Genesis 1:26 clearly indicates that Man alone bears the Imago Dei (the Image of God...which is open to interpretation about what that exactly means) and Man is given charge of Earth and all who inhabit it.

Panentheism “has a hint of dualism about it,” and calls it Western, yet it is a current of thought from our Eastern brothers and sisters. It is simply the notion that God in around and in everything. God is in your cells; God is in the atoms. God is in the negative space between quarks.

He talked about covenants and how they are made because of our rebellion, but are animals and plants capable of such? The only thing that comes close is the Noahic covenant in which the Lord pledges never to create such total destruction on the world by flood; this is promised to human and non-human, but there is no reciprocal requirement on ours or non-human’s part.

He exclaims, “There is still a huge amount for us to learn!” I’m with him on that as should the rest of us be. We certainly don’t know everything and we can’t even get ecology right. Take the case of Autumn olive (Eleagnus umbellata) a deciduous shrub (if you’ve ever dealt with any, you’d know they are more tree than shrub) native to eastern Asia, but planted for wildlife food and shelter in Michigan (among other places). It turns out the fruit are akin to junk food for Michigan birds and the trees themselves grow rapidly crowding out other native plants (I’ve only listed two problems with it--there are many more). Even in our attempts to do good, we can severely screw things up. So, yes, we have much to learn as also evidenced by the mention of Sheldrake’s book above.

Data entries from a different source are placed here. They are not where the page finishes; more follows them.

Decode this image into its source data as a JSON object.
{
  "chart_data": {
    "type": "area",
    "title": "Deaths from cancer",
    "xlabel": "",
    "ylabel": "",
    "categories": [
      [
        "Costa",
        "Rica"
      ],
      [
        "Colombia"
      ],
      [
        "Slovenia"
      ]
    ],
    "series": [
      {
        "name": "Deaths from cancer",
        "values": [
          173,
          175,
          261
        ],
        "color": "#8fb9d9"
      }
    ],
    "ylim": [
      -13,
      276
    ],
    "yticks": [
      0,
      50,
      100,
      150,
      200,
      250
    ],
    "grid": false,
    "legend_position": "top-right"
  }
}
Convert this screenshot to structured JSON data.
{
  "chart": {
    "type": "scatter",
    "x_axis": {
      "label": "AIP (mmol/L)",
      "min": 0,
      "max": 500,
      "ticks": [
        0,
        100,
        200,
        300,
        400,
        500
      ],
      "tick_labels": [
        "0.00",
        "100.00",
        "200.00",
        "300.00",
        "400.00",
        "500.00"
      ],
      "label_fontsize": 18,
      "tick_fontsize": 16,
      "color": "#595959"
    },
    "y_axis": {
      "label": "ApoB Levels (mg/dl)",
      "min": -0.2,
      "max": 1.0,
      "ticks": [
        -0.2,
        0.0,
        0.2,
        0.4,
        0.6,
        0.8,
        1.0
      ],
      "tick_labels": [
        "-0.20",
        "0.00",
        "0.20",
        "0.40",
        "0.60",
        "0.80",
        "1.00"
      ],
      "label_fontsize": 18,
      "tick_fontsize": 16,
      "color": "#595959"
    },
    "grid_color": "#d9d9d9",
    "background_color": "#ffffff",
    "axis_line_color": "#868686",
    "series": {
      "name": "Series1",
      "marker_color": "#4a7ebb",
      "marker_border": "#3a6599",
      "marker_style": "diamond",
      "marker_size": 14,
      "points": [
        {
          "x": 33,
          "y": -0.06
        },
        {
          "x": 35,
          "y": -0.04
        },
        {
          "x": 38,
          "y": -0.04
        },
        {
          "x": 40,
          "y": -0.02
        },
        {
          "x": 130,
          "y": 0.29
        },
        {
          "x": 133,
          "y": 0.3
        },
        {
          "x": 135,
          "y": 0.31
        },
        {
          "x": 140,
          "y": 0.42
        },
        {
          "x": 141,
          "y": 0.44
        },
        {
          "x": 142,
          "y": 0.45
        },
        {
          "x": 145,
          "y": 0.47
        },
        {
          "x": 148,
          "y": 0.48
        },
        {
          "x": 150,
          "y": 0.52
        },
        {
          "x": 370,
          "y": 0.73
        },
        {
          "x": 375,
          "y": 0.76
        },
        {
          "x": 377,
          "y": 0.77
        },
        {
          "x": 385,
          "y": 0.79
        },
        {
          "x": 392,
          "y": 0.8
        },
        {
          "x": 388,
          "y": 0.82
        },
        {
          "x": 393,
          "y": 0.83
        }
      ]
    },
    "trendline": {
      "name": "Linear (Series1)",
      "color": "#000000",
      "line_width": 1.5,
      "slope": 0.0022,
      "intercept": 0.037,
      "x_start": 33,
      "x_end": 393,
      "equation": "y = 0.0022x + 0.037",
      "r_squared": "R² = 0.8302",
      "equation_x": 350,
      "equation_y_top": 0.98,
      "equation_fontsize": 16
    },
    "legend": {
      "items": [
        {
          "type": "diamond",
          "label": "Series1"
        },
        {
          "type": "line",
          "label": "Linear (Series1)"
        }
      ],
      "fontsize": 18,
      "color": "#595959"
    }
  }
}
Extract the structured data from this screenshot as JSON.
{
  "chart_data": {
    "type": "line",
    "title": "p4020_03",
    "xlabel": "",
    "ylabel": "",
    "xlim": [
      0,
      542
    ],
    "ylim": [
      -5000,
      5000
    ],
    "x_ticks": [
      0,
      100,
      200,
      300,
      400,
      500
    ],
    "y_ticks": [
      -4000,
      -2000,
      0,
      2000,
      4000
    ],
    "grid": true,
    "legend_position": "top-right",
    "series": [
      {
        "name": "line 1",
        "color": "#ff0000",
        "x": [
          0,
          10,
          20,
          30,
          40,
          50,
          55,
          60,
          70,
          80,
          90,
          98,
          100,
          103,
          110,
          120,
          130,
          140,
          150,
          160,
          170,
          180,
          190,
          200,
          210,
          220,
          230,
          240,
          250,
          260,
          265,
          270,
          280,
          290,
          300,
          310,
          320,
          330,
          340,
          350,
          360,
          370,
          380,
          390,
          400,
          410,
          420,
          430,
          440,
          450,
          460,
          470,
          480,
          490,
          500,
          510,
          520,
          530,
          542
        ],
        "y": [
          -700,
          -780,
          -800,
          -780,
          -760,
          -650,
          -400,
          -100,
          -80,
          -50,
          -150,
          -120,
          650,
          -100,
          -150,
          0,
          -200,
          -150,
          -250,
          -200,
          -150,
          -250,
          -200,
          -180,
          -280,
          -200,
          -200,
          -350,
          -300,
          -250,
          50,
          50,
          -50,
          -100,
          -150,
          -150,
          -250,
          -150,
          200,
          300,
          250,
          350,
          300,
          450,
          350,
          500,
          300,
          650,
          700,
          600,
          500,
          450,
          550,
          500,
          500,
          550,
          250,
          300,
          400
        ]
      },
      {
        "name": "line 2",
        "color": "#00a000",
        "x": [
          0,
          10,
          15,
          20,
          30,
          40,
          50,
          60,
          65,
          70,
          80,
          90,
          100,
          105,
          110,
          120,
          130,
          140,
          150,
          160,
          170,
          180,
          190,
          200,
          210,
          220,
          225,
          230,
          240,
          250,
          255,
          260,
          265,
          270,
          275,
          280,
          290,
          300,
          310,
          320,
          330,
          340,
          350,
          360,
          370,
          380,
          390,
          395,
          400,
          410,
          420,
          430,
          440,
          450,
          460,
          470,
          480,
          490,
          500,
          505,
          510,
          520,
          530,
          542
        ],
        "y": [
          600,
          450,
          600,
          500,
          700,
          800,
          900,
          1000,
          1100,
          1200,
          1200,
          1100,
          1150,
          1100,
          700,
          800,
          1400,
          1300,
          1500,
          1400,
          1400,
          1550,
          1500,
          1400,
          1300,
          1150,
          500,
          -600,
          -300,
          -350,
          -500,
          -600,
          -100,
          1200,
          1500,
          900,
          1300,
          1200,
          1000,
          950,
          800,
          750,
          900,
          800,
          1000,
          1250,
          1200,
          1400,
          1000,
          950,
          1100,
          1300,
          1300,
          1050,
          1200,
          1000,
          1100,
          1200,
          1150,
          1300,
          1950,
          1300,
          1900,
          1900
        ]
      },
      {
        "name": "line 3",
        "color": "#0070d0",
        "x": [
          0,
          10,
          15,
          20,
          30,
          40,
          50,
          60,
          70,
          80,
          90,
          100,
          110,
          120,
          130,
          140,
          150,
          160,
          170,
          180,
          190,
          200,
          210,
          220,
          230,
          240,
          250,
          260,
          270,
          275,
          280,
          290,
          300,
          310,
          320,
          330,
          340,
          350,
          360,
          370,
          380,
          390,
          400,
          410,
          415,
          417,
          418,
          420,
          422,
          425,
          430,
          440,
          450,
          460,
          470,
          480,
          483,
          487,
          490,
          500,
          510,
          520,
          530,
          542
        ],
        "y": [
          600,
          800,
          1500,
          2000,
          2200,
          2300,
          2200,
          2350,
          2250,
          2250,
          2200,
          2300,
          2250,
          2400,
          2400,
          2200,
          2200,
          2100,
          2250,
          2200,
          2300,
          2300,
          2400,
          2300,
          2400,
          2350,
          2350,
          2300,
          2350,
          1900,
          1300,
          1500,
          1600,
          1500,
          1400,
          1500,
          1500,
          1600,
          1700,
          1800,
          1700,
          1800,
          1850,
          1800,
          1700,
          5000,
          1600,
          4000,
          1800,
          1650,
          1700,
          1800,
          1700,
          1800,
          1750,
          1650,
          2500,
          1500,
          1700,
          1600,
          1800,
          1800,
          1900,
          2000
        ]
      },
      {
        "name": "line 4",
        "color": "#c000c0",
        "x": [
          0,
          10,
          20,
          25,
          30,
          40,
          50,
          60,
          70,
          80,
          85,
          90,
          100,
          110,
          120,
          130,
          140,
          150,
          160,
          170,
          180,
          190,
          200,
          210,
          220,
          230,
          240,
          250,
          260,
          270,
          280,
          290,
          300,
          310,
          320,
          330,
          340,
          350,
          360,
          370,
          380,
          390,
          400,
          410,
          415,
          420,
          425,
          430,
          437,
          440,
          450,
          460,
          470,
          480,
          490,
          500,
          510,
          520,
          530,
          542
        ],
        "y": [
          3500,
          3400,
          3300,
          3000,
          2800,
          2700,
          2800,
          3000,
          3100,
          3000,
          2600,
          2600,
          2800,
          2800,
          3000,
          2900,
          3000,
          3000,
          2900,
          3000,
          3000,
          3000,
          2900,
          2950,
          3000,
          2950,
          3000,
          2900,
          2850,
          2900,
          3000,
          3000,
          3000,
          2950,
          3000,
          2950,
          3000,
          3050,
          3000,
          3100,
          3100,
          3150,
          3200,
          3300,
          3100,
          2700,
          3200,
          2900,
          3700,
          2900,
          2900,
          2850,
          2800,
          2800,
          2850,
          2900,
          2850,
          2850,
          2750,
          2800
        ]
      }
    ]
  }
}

He mentions that the desert mothers and fathers, Celtic Christianity (oops, added an adjective), St. Francis and Hildegard of Bingen were all connected to the natural world. Clearly, there is a strain of Christianity that values Creation much more than we moderns do.

My question for Moules, is why do we have to create some separate strain of Christianity to properly venerate creation? Why not recover lost practices and thinking about the Earth household that many of our ancestors in the faith lived out? Why bother attempting to create a new tribe? 



I get that many of us modern Christians (look, another adjective) are disconnected in harmful ways from creation, but it isn’t necessary to carve out a new tribe to do it. Read beyond the New Testament (which he does), get to know the ecosystem you live and breathe and have your being in (I suspect Moules does as well), and find ways to connect your faith to the natural world. No adjectives needed!